„Zmarłe kobiety są tylko politycznymi narzędziami, mającymi wywołać współczucie” – pisze publicysta Tomasz Rowiński

Zdaniem Tomasza Rowińskiego, publicysty portalu DoRzeczy.pl, w awanturze po śmierci ciężarnej kobiety z Nowego Targu chodzi o to, by zamknąć w przyszłości lekarzom drogę do odmowy wykonywania aborcji i tym sposobem przekształcić moralnie całe środowisko lekarskie.

Publicysta portalu DoRzeczy.pl na wstępie swojego felietonu zwraca uwagę, że osoby pozbawione wewnętrznej moralnej busoli w sprawach fundamentalnych, czyli pozbawieni odruchu sprzeciwu wobec nakazu czynienia zła, „zawsze były najbardziej przydatne dla systemów totalitarnych czy dyktatur”.

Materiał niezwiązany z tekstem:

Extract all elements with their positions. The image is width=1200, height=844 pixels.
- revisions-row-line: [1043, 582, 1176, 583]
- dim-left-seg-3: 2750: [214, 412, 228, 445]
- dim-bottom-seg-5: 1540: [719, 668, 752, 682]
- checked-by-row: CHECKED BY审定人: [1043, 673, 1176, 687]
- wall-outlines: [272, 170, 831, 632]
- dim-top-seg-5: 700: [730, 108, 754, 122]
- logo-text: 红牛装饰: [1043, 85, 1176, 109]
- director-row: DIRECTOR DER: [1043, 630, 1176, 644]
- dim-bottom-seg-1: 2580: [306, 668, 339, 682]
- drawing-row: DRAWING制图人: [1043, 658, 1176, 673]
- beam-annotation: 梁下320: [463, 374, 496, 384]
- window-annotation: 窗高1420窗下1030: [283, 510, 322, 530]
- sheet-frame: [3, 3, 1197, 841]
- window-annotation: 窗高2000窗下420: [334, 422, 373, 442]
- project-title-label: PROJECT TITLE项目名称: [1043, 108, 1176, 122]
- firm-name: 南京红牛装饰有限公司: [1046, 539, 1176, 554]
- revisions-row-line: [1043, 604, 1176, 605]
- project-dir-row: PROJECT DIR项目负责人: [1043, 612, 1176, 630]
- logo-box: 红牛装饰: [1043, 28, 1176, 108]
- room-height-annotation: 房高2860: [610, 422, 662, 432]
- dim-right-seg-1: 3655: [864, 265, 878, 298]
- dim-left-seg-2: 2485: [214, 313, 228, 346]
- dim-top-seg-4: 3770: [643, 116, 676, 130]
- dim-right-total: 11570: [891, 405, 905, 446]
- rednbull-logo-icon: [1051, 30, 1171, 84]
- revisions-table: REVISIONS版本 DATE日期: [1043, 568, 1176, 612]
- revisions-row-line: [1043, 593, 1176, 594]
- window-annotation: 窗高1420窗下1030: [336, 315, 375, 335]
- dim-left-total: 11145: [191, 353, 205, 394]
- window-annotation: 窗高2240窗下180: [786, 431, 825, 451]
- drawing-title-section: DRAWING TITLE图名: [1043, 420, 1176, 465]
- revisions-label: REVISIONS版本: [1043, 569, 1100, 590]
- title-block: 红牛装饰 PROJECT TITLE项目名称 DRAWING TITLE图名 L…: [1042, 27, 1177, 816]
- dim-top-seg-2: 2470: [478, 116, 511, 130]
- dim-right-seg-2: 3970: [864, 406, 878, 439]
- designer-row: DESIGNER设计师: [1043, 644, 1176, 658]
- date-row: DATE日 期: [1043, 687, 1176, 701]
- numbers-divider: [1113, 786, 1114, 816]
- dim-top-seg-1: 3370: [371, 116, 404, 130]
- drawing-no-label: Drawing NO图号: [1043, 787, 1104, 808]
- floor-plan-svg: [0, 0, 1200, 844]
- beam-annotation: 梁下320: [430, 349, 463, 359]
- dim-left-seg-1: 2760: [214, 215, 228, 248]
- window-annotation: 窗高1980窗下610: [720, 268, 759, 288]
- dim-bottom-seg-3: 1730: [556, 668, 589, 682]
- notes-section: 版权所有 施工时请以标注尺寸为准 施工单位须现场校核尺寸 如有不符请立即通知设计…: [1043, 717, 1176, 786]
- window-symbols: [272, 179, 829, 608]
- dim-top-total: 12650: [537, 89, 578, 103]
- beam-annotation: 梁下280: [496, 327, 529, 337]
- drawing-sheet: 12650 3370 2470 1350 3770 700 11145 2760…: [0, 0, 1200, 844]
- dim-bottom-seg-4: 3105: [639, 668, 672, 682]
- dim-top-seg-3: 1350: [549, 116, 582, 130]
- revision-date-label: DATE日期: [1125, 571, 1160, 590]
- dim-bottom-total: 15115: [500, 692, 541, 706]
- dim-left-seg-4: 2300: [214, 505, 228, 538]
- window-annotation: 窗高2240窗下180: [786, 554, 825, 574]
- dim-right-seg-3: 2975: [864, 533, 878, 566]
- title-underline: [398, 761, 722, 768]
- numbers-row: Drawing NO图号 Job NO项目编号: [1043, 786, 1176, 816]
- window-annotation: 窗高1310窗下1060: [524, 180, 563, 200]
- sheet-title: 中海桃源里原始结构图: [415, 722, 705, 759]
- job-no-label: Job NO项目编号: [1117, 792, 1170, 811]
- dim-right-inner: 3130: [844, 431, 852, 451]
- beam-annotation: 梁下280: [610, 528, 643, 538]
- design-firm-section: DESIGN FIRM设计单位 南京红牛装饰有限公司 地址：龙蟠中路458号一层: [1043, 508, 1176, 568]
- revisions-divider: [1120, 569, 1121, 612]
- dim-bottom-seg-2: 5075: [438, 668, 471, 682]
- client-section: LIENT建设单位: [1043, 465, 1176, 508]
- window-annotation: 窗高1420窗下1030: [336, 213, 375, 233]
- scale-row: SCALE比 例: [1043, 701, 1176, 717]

„Tym charakteryzuje się ideologia – przymusza ludzi do działania w zgodzie z fałszywymi zasadami opartymi na kłamstwach. Tak dzieje się właśnie teraz. Najpierw ogłasza się, że przypadki śmierci okołoporodowych mają związek z wyrokiem Trybunału Konstytucyjnego z 2020 r., poprawiającym jakość ochrony życia w Polsce” - pisze w swoim felietonie Tomasz Rowiński. „A potem na fundamencie tego kłamstwa nakłania się publiczność polityczną i parlamentarzystów do zmiany prawa na takie, które będzie przymuszało lekarzy do bezwarunkowego uczestnictwa w procedurze mordu prenatalnego” - dodaje.

Następnie argumentuje, że wyrok Trybunału Konstytucyjnego wcale nie wpłynął negatywnie na statystyki śmierci związanych z ciążą i połogiem. „Od 2009 do roku 2021 r. roczna liczba takich przypadków nigdy nie wzrosła powyżej 10. Także sam atak na klauzulę sumienia należy uznać albo za uwarunkowany niewiedzą i przestrzelony, albo ukierunkowany przez złą wolę” - pisze.

Zdaniem publicysty cel działań lewicowych środowisk jest jasny: „chodzi po prostu o to zamknąć w przyszłości lekarzom drogę do odmowy i tym sposobem przekształcić moralnie całe środowisko lekarskiej. Bez klauzuli sumienia, nie będzie też lekarzy sumienia, a do wykonywania aborcji potrzebni są właśnie ludzie sumienia pozbawieni. Lewica prowadzi pracę długoterminową, atak na klauzulę sumienia nie jest postulatem interwencyjnym, który miałby dotyczyć nieszczęsnych ofiar lekarskich błędów. Te zmarłe kobiety są tylko politycznymi narzędziami mającymi wywołać współczucie”.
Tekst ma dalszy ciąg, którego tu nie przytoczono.